Why is this code invalid without constexpr:
template<typename ...Tpack>
auto CalculateSum(Tpack ...pack)
{
if constexpr (sizeof...(Tpack) > 0)
return (pack + ...);
else
return 0;
}
int main()
{
std::cout << CalculateSum(2, 3, 4, 5, 7.5, 6) << '\n';
}
whereas if there are only int in the arguments, it gets valid.
Compiler says: 'auto' in return type deduced as 'int' here but deduced as 'double' in earlier return statement
But how does constexpr resolves?
The reason you need the if constexpr instead of a plain if is that you are trying to return two different types, which is not allowed with automatic return type deduction.
With return (pack + ...); the return type is going to be double because one of your parameters is a double. On the other hand, return 0; is going to return an int. Since those type do not match, you get an error.

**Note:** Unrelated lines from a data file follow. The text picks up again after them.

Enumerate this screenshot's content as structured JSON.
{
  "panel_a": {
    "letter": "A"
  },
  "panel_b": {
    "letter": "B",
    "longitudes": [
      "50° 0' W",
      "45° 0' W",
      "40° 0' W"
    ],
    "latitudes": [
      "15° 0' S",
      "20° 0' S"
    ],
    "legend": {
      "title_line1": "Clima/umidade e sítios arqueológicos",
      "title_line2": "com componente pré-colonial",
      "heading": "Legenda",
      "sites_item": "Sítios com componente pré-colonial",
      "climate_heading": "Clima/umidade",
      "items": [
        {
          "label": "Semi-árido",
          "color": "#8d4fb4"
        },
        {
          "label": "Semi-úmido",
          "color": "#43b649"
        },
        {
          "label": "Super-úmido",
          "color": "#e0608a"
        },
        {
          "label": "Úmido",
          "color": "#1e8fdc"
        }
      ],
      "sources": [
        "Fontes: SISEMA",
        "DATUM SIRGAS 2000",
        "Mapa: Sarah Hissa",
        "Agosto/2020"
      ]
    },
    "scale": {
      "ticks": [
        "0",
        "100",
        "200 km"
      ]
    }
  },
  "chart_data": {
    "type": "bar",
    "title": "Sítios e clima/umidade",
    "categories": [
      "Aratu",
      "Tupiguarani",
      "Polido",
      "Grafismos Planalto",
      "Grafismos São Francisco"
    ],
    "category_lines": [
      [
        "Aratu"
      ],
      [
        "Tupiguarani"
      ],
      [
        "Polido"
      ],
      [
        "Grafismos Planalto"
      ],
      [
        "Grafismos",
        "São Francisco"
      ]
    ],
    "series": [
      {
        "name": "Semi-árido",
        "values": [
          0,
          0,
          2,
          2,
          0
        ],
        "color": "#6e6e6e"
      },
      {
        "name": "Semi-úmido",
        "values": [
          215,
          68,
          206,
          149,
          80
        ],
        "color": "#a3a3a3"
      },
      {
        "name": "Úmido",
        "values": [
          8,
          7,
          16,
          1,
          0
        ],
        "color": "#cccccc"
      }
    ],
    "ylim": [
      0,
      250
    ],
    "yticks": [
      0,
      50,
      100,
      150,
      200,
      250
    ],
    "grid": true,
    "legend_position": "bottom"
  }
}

You need to if constexpr to make either return (pack + ...); or return 0; be the only line of code that actually gets compiled, which leaves you with just a single type that the function could return.
If you switch to using a trailing return type, you can get rid of the if constexpr and use a plain if like
template<typename ...Tpack>
auto CalculateSum(Tpack ...pack) -> decltype((pack + ...))
{
if (sizeof...(Tpack) > 0)
return (pack + ...);
else
return {};
}
But that isn't DRY and is more typing, so I prefer the if constexpr version.